In ottobre, le Otarie settentrionali (Callorhinus ursinus), iniziano la migrazione di circa 4.500 km verso il Giappone e la California, per poi ripartire verso nord all’inizio della primavera.

Arctocephalus gazella © Giuseppe Mazza

Arctocephalus gazella © Giuseppe Mazza

Nelle otarie più grandi, dette anche “ leoni marini ”, i parti sono come nella altre otarie monogemini, raramente bigemini. I maschi, macrocefalici, hanno un collo molto robusto e sono più alti delle femmine.

Quelli del Leone marino di Steller (Eumetopias jubatus), specie meridionale che vive lungo le coste meridionali australiane, della Nuova Zelanda e sud America e prende il nome del biologo zoologo che la scoprì nella seconda metà dell’800, sono abbastanza rari da osservare.

Molto più grandi delle femmine, presentano una folta criniera, e possono raggiungere i 3,30 m di lunghezza e 1 t di peso.

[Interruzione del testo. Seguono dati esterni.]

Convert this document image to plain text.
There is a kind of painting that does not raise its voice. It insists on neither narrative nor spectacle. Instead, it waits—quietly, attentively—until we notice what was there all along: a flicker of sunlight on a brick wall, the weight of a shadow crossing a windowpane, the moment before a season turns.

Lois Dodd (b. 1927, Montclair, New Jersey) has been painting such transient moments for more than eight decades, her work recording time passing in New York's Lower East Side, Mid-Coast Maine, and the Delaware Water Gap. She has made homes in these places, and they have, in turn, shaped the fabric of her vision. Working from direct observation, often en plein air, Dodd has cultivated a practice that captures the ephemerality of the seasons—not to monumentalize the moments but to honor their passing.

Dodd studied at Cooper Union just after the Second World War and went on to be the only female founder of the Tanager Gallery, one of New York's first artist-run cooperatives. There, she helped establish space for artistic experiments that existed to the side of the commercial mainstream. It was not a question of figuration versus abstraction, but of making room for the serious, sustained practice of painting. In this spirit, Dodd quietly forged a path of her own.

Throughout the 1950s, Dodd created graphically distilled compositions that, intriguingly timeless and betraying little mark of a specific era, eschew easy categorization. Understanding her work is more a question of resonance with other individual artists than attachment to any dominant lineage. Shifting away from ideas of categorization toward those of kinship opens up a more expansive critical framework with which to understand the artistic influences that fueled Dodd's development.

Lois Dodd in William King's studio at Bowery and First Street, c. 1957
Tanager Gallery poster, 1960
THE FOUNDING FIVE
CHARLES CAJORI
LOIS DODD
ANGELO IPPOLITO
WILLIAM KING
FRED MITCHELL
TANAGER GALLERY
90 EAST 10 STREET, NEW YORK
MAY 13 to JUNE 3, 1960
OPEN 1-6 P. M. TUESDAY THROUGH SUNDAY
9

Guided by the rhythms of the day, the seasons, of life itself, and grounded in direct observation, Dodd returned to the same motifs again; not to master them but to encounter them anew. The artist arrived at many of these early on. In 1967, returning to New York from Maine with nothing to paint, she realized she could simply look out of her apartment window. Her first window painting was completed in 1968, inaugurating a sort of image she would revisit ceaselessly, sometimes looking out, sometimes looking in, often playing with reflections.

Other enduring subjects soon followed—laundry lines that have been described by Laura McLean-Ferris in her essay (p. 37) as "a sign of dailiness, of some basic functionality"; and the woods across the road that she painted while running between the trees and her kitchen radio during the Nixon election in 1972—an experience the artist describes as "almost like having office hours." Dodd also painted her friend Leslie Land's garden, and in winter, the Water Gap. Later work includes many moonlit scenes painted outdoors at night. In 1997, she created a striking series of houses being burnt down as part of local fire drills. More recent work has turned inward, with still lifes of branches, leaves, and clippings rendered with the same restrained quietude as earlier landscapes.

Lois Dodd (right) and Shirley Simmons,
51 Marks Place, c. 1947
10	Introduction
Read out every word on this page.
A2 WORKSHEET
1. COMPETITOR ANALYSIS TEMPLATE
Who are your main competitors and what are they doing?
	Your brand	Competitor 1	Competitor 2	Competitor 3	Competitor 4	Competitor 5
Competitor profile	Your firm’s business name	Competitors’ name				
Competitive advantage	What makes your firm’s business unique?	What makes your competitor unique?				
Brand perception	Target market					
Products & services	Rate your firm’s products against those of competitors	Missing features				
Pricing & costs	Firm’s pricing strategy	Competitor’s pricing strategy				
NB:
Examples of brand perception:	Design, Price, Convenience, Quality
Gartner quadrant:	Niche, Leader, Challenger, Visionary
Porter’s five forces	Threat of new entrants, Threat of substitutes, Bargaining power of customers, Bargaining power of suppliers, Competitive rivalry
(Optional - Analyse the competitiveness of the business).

In questi animali la fecondazione avviene subito dopo il parto.

Si nutrono di cefalopodi, pesci o pinguini, e in presenza di predatori possono fuggire o difendersi coi loro possenti canini, tant’é che le orche preferiscono stare alla larga e cacciarne i cuccioli.

Altre specie di otarie settentrionali e meridionali sono: l’Otaria della California (Zalophus californianus), l’Otaria australiana (Neophoca cinerea), l’Otaria della Patagonia (Otaria byronia), l’Otaria di Hooker (Phocarctos hookeri) e il già citato genere Arctocephalus che è di casa nell’emisfero sud.